We present two results about structural properties of delta-matroids which come from graphs and other two results about obtaining vertex-minors and pivot-minors while preserving the connectivities.
First, we introduce delta-graphic matroids and study their structural properties to characterize the class of delta-matroids that are twisted matroids and graphic delta-matroids. We give a structural characterization of delta-graphic matroids by providing the decomposition theorem. We also prove that every minor-minimal matroid which is not delta-graphic has at most 48 elements.
Second, we introduce Γ-graphic delta-matroids defined from graphs whose vertices are labelled by elements of an abelian group Γ. We provide a polynomial-time algorithm to solve the separation problem on these delta-matroids, and as an application, we present polynomial-time algorithms for two graph problems. We further investigate various properties of Γ-graphic delta-matroids.

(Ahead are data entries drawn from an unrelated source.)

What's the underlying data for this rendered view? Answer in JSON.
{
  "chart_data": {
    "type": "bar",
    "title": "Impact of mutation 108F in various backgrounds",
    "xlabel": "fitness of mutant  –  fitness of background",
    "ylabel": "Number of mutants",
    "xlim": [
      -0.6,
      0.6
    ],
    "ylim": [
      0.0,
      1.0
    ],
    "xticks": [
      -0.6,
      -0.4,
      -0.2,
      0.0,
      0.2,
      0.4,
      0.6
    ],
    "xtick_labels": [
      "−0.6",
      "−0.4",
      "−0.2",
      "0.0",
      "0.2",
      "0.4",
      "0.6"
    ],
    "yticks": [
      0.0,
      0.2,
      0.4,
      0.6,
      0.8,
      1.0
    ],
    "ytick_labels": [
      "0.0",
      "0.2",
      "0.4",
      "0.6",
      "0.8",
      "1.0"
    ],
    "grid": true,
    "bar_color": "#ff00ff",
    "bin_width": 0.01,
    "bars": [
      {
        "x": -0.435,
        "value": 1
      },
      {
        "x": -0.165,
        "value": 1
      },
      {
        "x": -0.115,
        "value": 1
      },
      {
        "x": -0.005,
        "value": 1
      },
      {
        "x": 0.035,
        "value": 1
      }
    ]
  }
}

Third, we show that for any two pairs (Q, R) and (S, T ) of disjoint sets of vertices, if a simple graph is large, then there exist two ways to reduce the graph by a vertex-minor operation while preserving the connectivity between Q and R, and the connectivity between S and T.
Finally, we prove that if a sequentially 3-rank-connected graph is large, then there exists a sequen- tially 3-rank-connected vertex-minor with one fewer number of vertices.